そこへ保健の先生を連れた、橘さんがやってきた。

「さ、桜井君。もう大丈夫なの?」

「うん。なんか心配かけちゃってごめん」

橘さんは息をきらせていて、かなり急いできたのがわかる。

「よ、良かったぁ……突然倒れちゃうからびっくりしちゃった」

そう言うと、橘さんはふぅっと安堵の息をもらしていた。

「ふむ……一応、熱を計っておくか」

そう言って俺に体温計を渡してきたのは、白衣に身をまとった、切れ長の目に長身でクールな顔立ちが特徴的な女の先生だ。

しばらくすると電子音が鳴り、表示を見てみる。

「平熱か」

まぁ、それはそうだろう。
体調が悪かった訳じゃないし。

「なら、貧血かもしれないな。桜井、ちゃんと食事はとっているのか?」

「えぇ。ちゃんと食べてます」

家族のルールである『必ず家族一緒に夕飯を食べる』があるためか、基本的に外食やインスタント系のものは食べない。
うーん、よく考えてみたら健康的だよな。
俺、いっぱい寝るし。(それはむしろ趣味に近いけど)

「ふーむ、特に問題ないようならとりあえずは大丈夫か。ただ、病院には行っておくと良いと思うぞ」

そう言うと、先生は足早に保健室を後にした。
「ちゃんと寝てるのか?」って聞かれないあたりに、俺の寝坊助ぶりが周知の事実っぽくて嫌になるよな。

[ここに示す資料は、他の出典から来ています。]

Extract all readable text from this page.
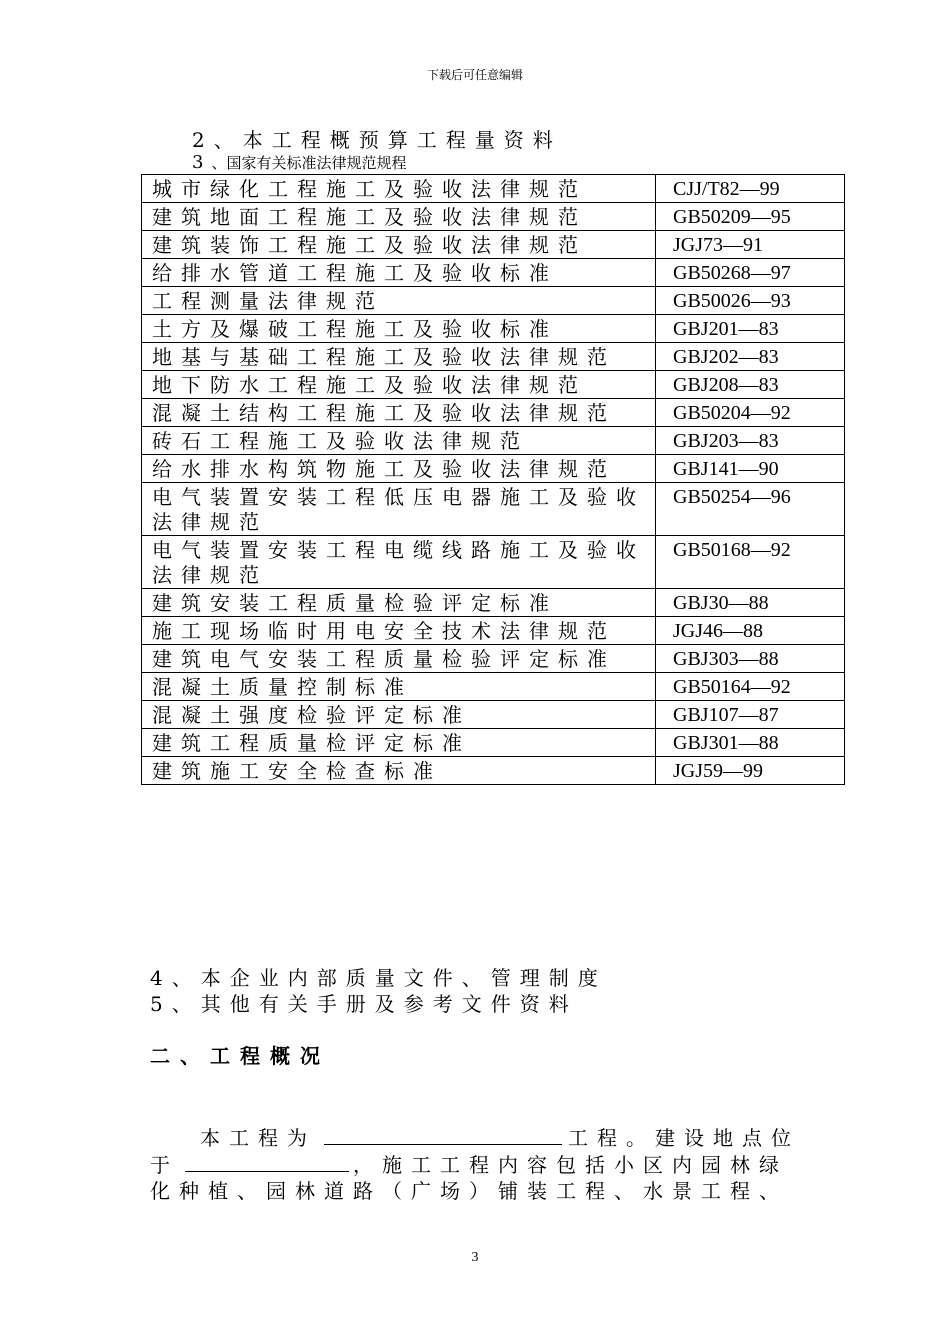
下载后可任意编辑
2、本工程概预算工程量资料
3 、国家有关标准法律规范规程
城市绿化工程施工及验收法律规范	CJJ/T82—99
建筑地面工程施工及验收法律规范	GB50209—95
建筑装饰工程施工及验收法律规范	JGJ73—91
给排水管道工程施工及验收标准	GB50268—97
工程测量法律规范	GB50026—93
土方及爆破工程施工及验收标准	GBJ201—83
地基与基础工程施工及验收法律规范	GBJ202—83
地下防水工程施工及验收法律规范	GBJ208—83
混凝土结构工程施工及验收法律规范	GB50204—92
砖石工程施工及验收法律规范	GBJ203—83
给水排水构筑物施工及验收法律规范	GBJ141—90
电气装置安装工程低压电器施工及验收法律规范	GB50254—96
电气装置安装工程电缆线路施工及验收法律规范	GB50168—92
建筑安装工程质量检验评定标准	GBJ30—88
施工现场临时用电安全技术法律规范	JGJ46—88
建筑电气安装工程质量检验评定标准	GBJ303—88
混凝土质量控制标准	GB50164—92
混凝土强度检验评定标准	GBJ107—87
建筑工程质量检评定标准	GBJ301—88
建筑施工安全检查标准	JGJ59—99
4、本企业内部质量文件、管理制度
5、其他有关手册及参考文件资料
二、工程概况

本工程为	工程。建设地点位

于	，施工工程内容包括小区内园林绿

化种植、园林道路（广场）铺装工程、水景工程、

3
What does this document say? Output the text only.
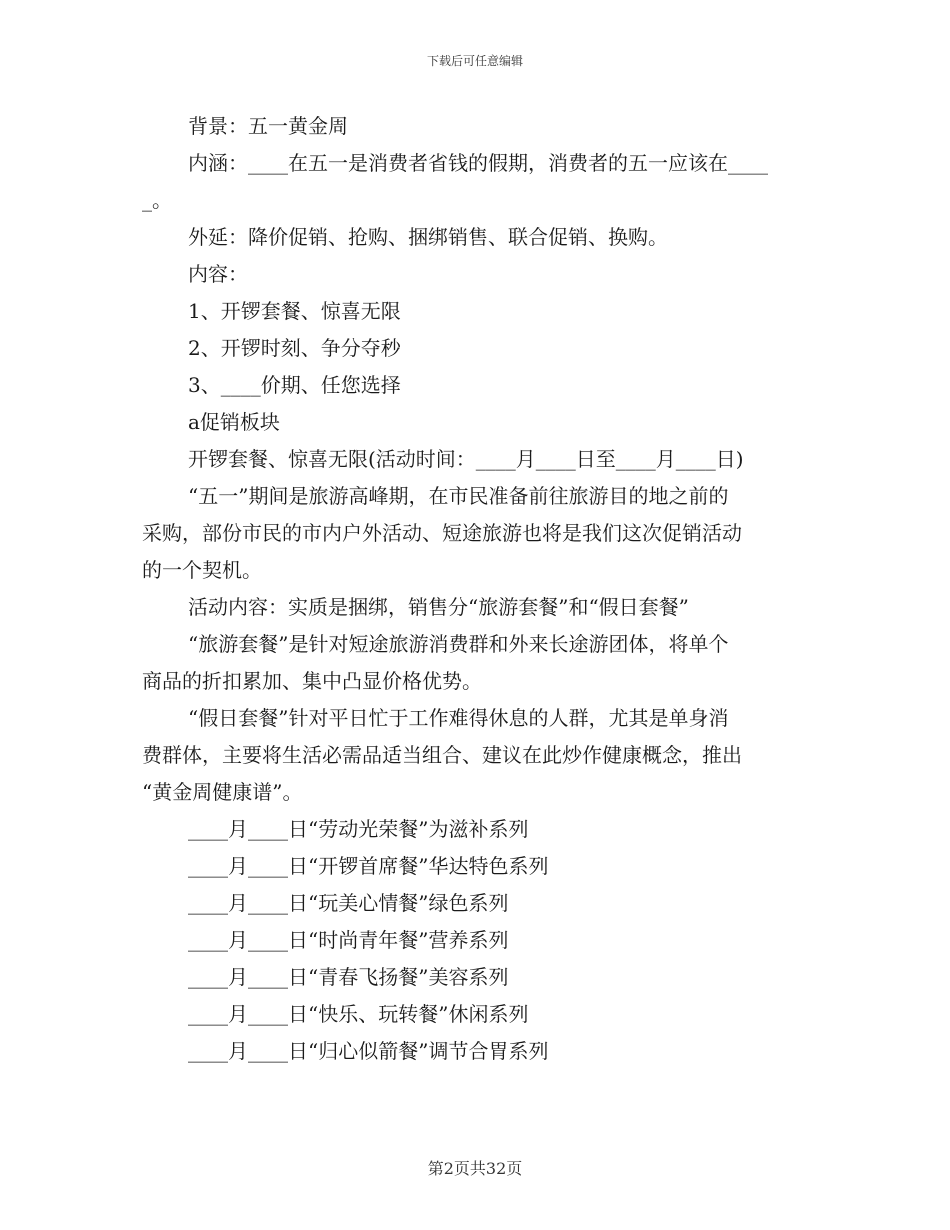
下载后可任意编辑
背景：五一黄金周
内涵：____在五一是消费者省钱的假期，消费者的五一应该在____
_。
外延：降价促销、抢购、捆绑销售、联合促销、换购。
内容：
1、开锣套餐、惊喜无限
2、开锣时刻、争分夺秒
3、____价期、任您选择
a促销板块
开锣套餐、惊喜无限(活动时间：____月____日至____月____日)
“五一”期间是旅游高峰期，在市民准备前往旅游目的地之前的
采购，部份市民的市内户外活动、短途旅游也将是我们这次促销活动
的一个契机。
活动内容：实质是捆绑，销售分“旅游套餐”和“假日套餐”
“旅游套餐”是针对短途旅游消费群和外来长途游团体，将单个
商品的折扣累加、集中凸显价格优势。
“假日套餐”针对平日忙于工作难得休息的人群，尤其是单身消
费群体，主要将生活必需品适当组合、建议在此炒作健康概念，推出
“黄金周健康谱”。
____月____日“劳动光荣餐”为滋补系列
____月____日“开锣首席餐”华达特色系列
____月____日“玩美心情餐”绿色系列
____月____日“时尚青年餐”营养系列
____月____日“青春飞扬餐”美容系列
____月____日“快乐、玩转餐”休闲系列
____月____日“归心似箭餐”调节合胃系列
第2页共32页
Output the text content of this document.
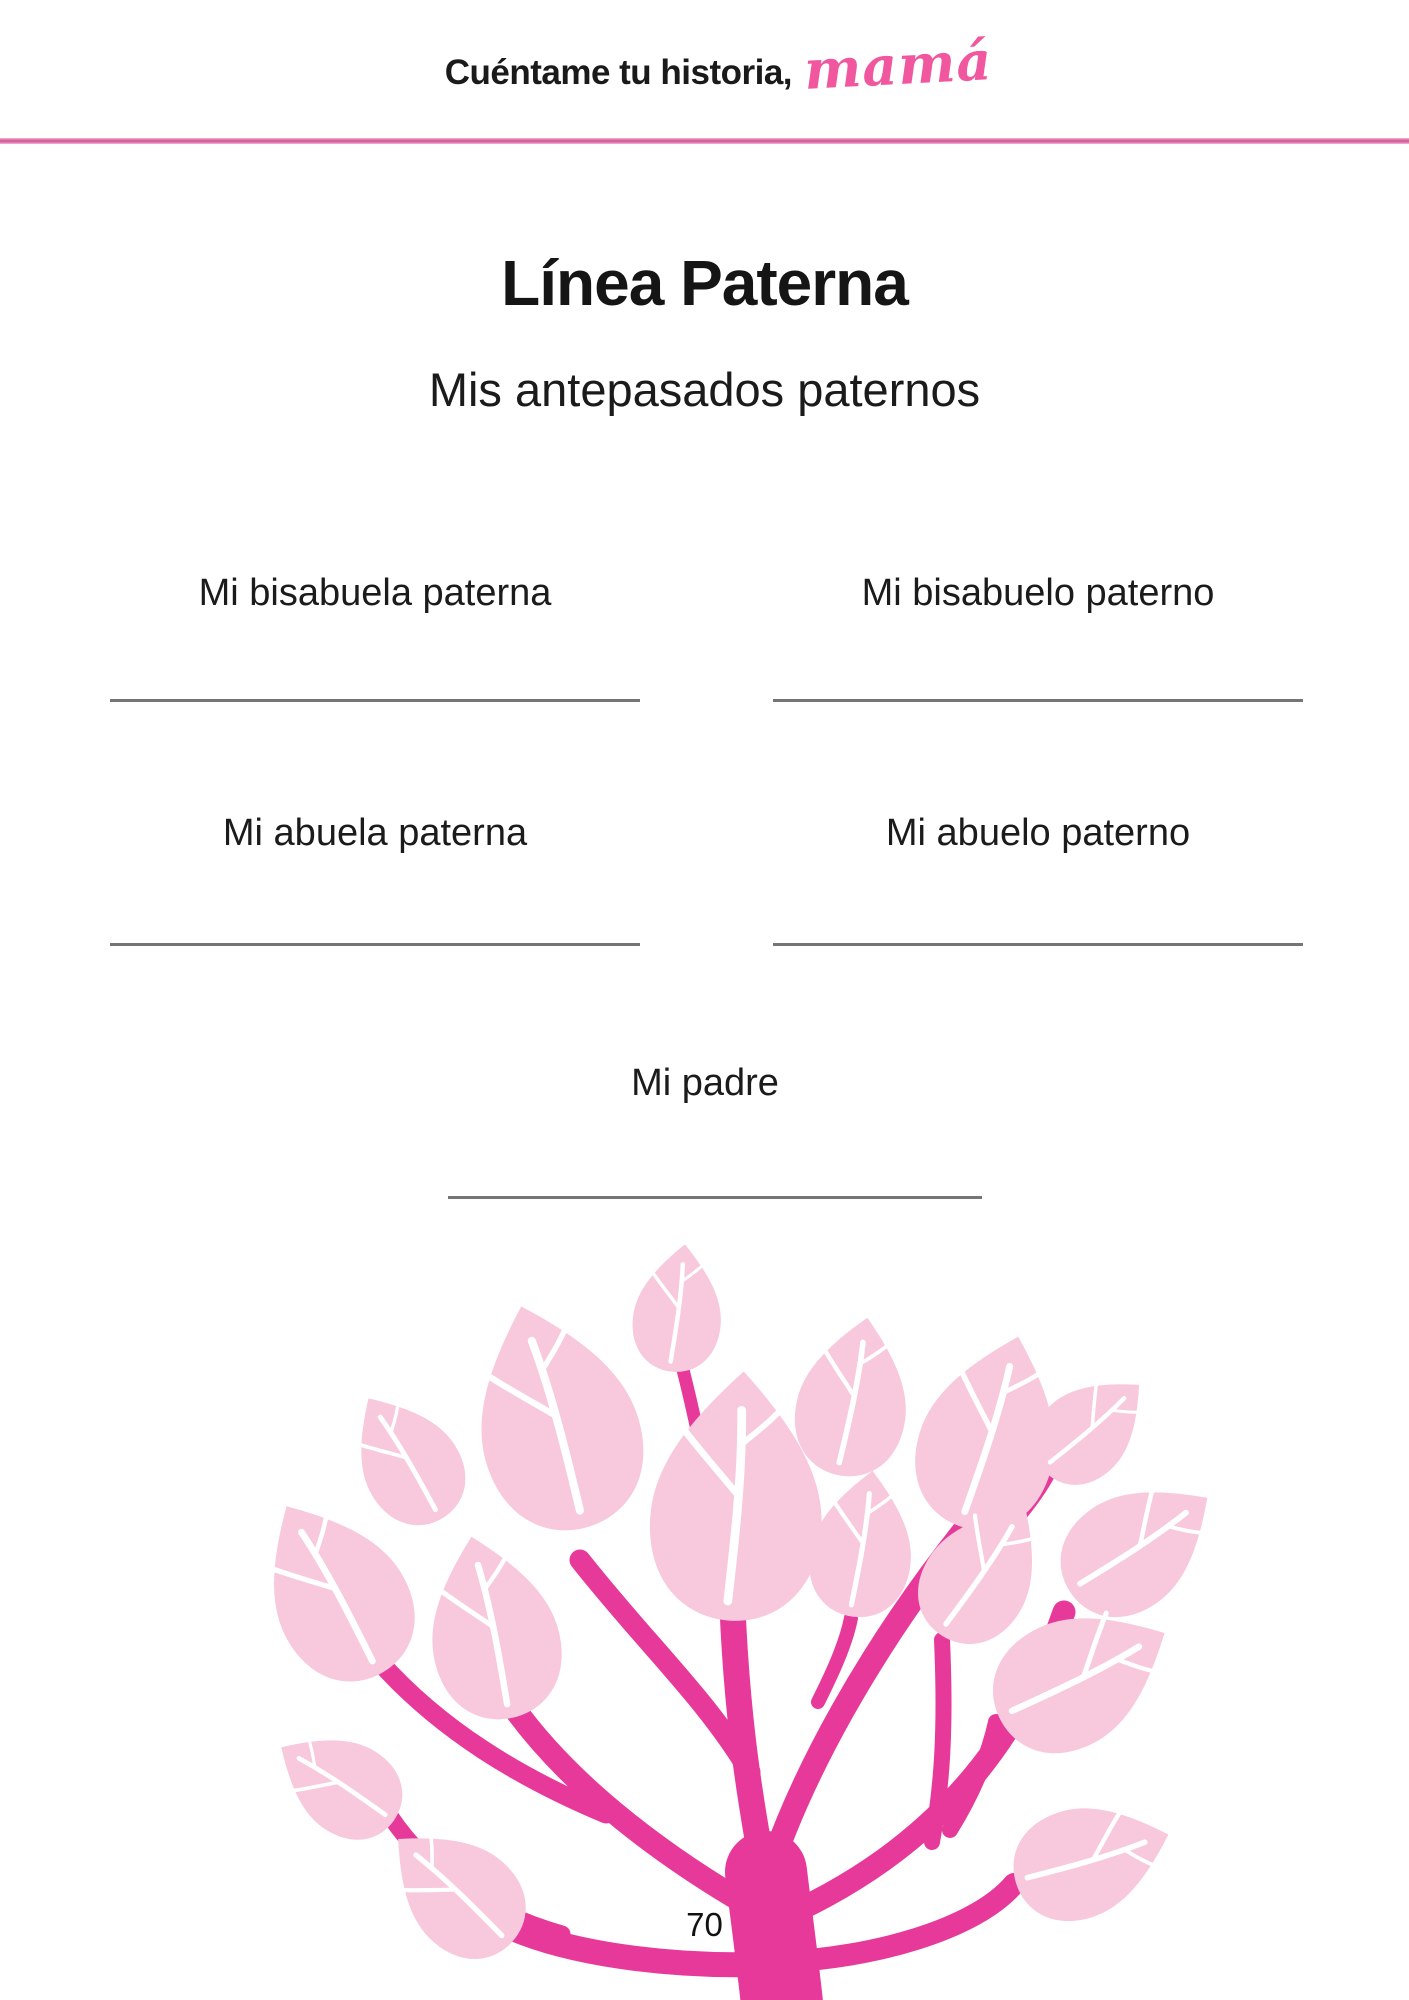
Cuéntame tu historia, mamá
Línea Paterna
Mis antepasados paternos
Mi bisabuela paterna	Mi bisabuelo paterno
Mi abuela paterna	Mi abuelo paterno
Mi padre
70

「先生、なんか別の用があったみたいだけど、緊急だって言って来てもらったんだ。あっ、でも桜井君はまだ寝てなきゃダメだよ」

橘さんは教室に戻ろうとした俺をやんわりと止める。
倒れてしまった手前、断りにくいのでベッドに戻る。
別に寝たかった訳じゃない……と思う。

「いや、本当ごめん」

俺が謝ると、橘さんは優しく微笑んだ。

「謝る事ないよ。それにこういう時は、ありがとうって言ってくれた方が嬉しいよ?」

「あ、……ありがとう」

俺が若干はにかみながら言うと、橘さんは「良くできました」と言って嬉しそうだった。
なんか俺年下みたいだな……同級生なのに。

「そういえば、橘さん授業戻らなくて大丈夫なの?」

俺が尋ねると、橘さんはすごい勢いで慌てる。

「はわっ!! すっかり授業の事忘れてた!! じ、じゃあ、桜井君終わったらまた見にくるね」

そう言って、橘さんは小動物が大急ぎで巣穴に戻るように出ていった。

うーん、ちょっと天然なのかな?
でも、見てると心が穏やかになってしまう。
そんな事を考えていたら、羊が出てきた悪夢なんて忘れてしまっていた。

あれ? 俺、橘さんと普通に話せてるじゃん。